Кесарево свечение - Василий Аксенов
Шрифт:
Интервал:
Закладка:
Едва только за ним захлопнулась дверь, как на улице появляется прелестная Светлякова Н.А., Какаша. Порванная цепь свисает с шеи. Остальной туалет тоже оставляет желать лучшего в смысле завершенности. Поражают босые ноги. Словно фурия, полуодетая девушка проносится вокруг фонтана и сильно толкает присутствующих, то есть двух благородных друзей, в снежную кашу.
КАКАША. Гады, вы снова передо мной! Думала, что уже вырвалась на свободу, и опять нарвалась на мужей-мучителей! Мерзавец Жека, мерзавец Колян, вы почему мне ничего не оставили? Ни порошков, ни бузы — хоть шаром покати во всем доме!
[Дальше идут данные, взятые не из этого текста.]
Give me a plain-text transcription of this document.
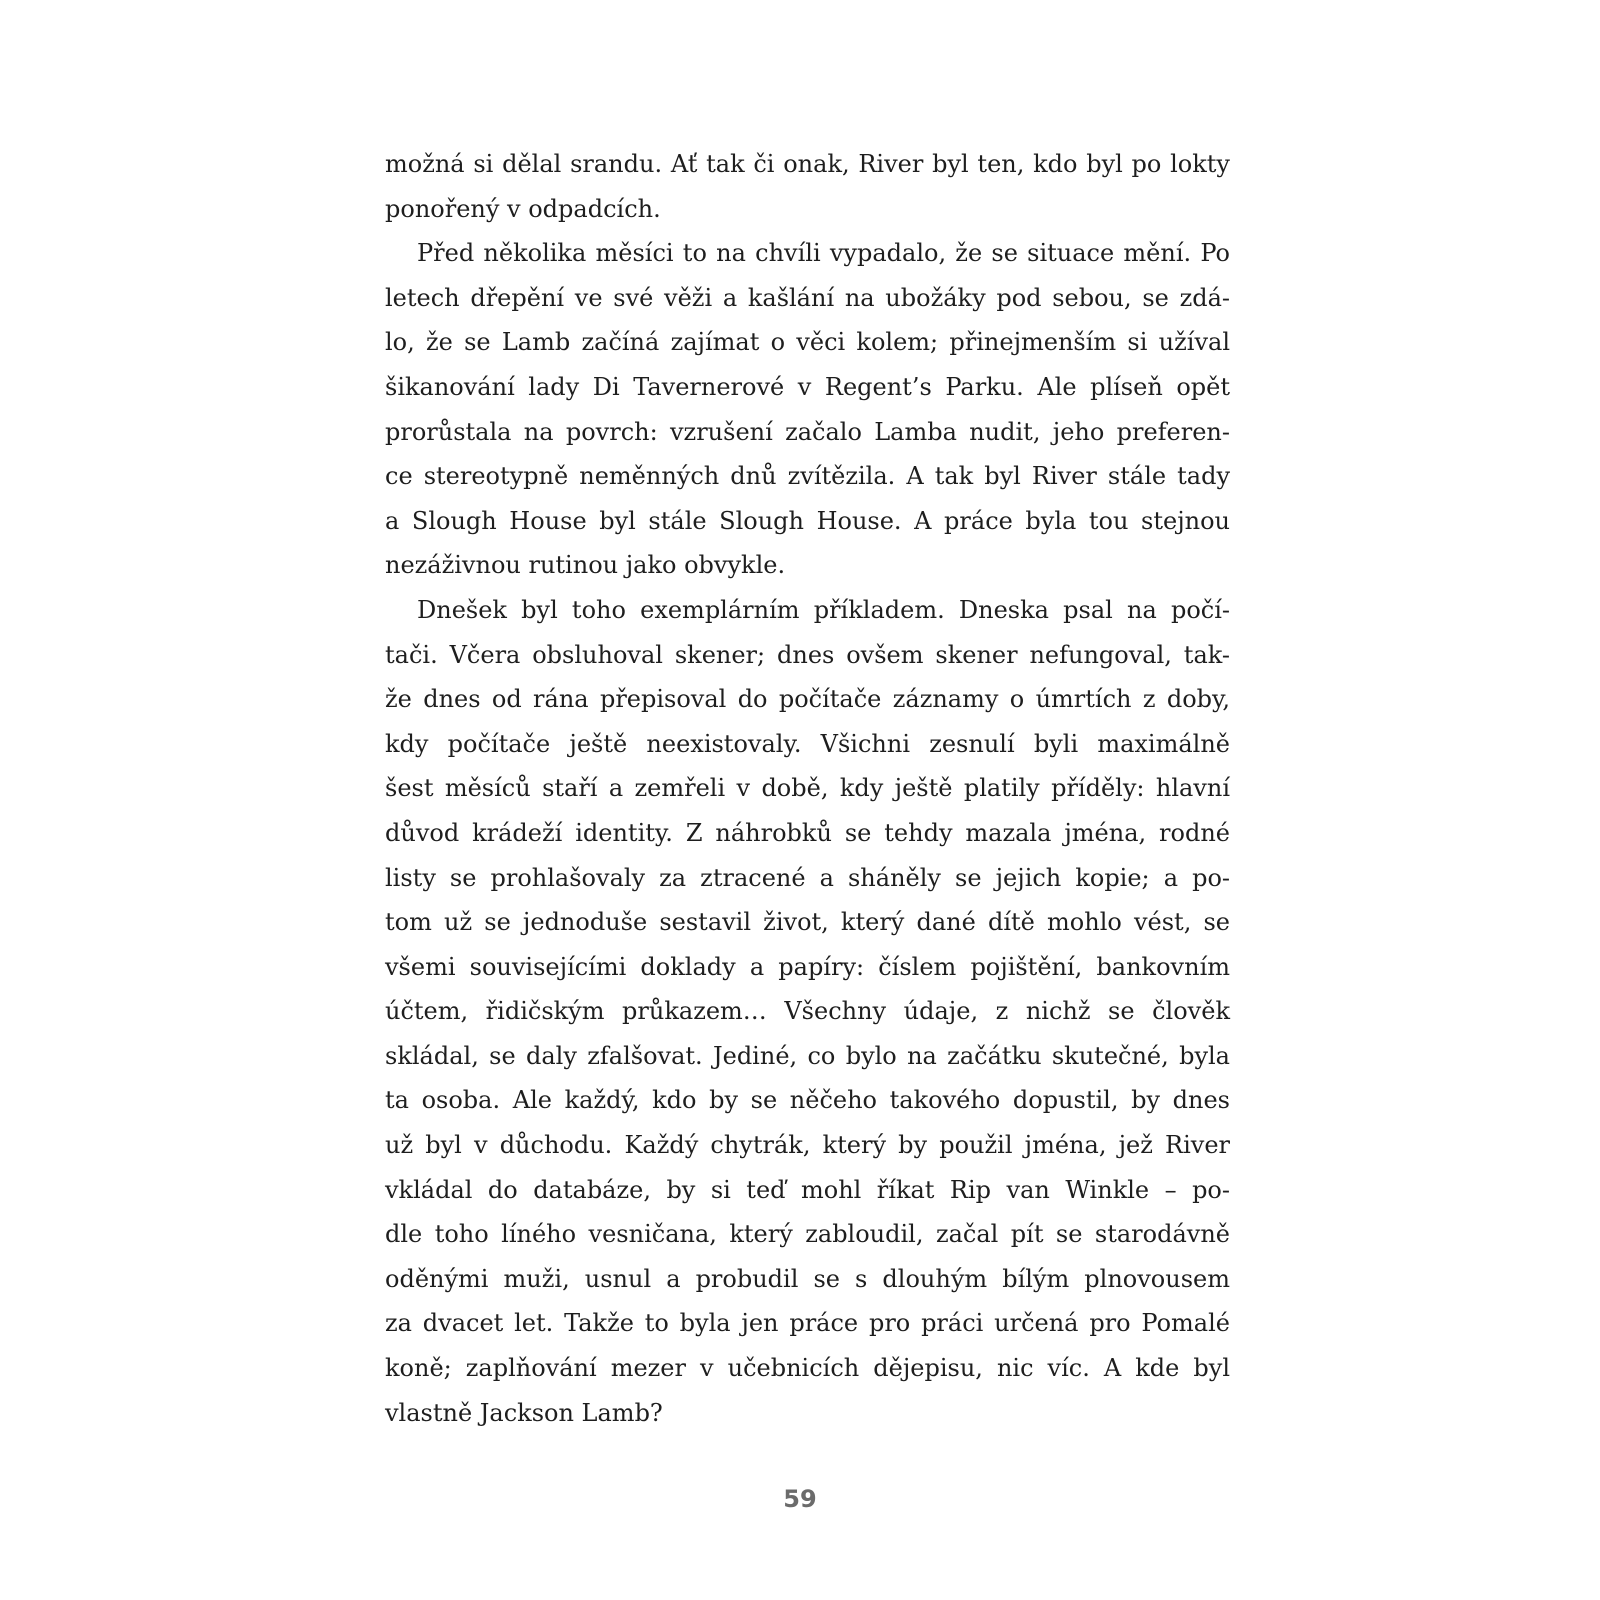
možná si dělal srandu. Ať tak či onak, River byl ten, kdo byl po lokty
ponořený v odpadcích.
Před několika měsíci to na chvíli vypadalo, že se situace mění. Po
letech dřepění ve své věži a kašlání na ubožáky pod sebou, se zdá-
lo, že se Lamb začíná zajímat o věci kolem; přinejmenším si užíval
šikanování lady Di Tavernerové v Regent’s Parku. Ale plíseň opět
prorůstala na povrch: vzrušení začalo Lamba nudit, jeho preferen-
ce stereotypně neměnných dnů zvítězila. A tak byl River stále tady
a Slough House byl stále Slough House. A práce byla tou stejnou
nezáživnou rutinou jako obvykle.
Dnešek byl toho exemplárním příkladem. Dneska psal na počí-
tači. Včera obsluhoval skener; dnes ovšem skener nefungoval, tak-
že dnes od rána přepisoval do počítače záznamy o úmrtích z doby,
kdy počítače ještě neexistovaly. Všichni zesnulí byli maximálně
šest měsíců staří a zemřeli v době, kdy ještě platily příděly: hlavní
důvod krádeží identity. Z náhrobků se tehdy mazala jména, rodné
listy se prohlašovaly za ztracené a sháněly se jejich kopie; a po-
tom už se jednoduše sestavil život, který dané dítě mohlo vést, se
všemi souvisejícími doklady a papíry: číslem pojištění, bankovním
účtem, řidičským průkazem… Všechny údaje, z nichž se člověk
skládal, se daly zfalšovat. Jediné, co bylo na začátku skutečné, byla
ta osoba. Ale každý, kdo by se něčeho takového dopustil, by dnes
už byl v důchodu. Každý chytrák, který by použil jména, jež River
vkládal do databáze, by si teď mohl říkat Rip van Winkle – po-
dle toho líného vesničana, který zabloudil, začal pít se starodávně
oděnými muži, usnul a probudil se s dlouhým bílým plnovousem
za dvacet let. Takže to byla jen práce pro práci určená pro Pomalé
koně; zaplňování mezer v učebnicích dějepisu, nic víc. A kde byl
vlastně Jackson Lamb?
59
Убирайтесь с глаз моих долой, проклятые отрыжки байронизма, пошлые кочерыжки романтизма, замшелые «лишние люди», мужские климактерички! Ха-ха, граф и князь, электрик и водопроводчик! Аристократы-лавочники!
ОЛАДА. Да ты что как с цепи сорвалась, Какаша?
КАКАША. А с чего же я сорвалась, мудило грешное?! Ты что, не видишь, что болтается с моего ошейника? Не ты ли сам защелкивал его столько раз, князь Изверг?! Хорошо еще, что Полкан помог, перегрыз. Бедный пес чуть не поломал зубы. Только один он меня и любит в целом мире.
ВОРОНЦОФФ. Это неправда, не он один. Успокойся, Наталья Ардальоновна! Разве ты забыла, какую роль играет эта цепь в наших отношениях? Ведь это же чистая метафора, ничего больше.
ОЛАДА. Дева, ты чё, забыла, что сама напросилась на цепь в своих метаниях? Не ты ли говорила, что в калифорнийском заточении у тебя установились с цепью особые отношения? Да ты скажи только слово, краса-колбаса, и мы покончим с этим факин-цепь-бизнес! Я лично тебя без цепей больше люблю, а у Жеки это ж просто метафантазмы, ну ты ж знаешь. Брось яриться, дева! Ежели, как ты говоришь, в доме нет ничего, то чего же ты тогда насосалась?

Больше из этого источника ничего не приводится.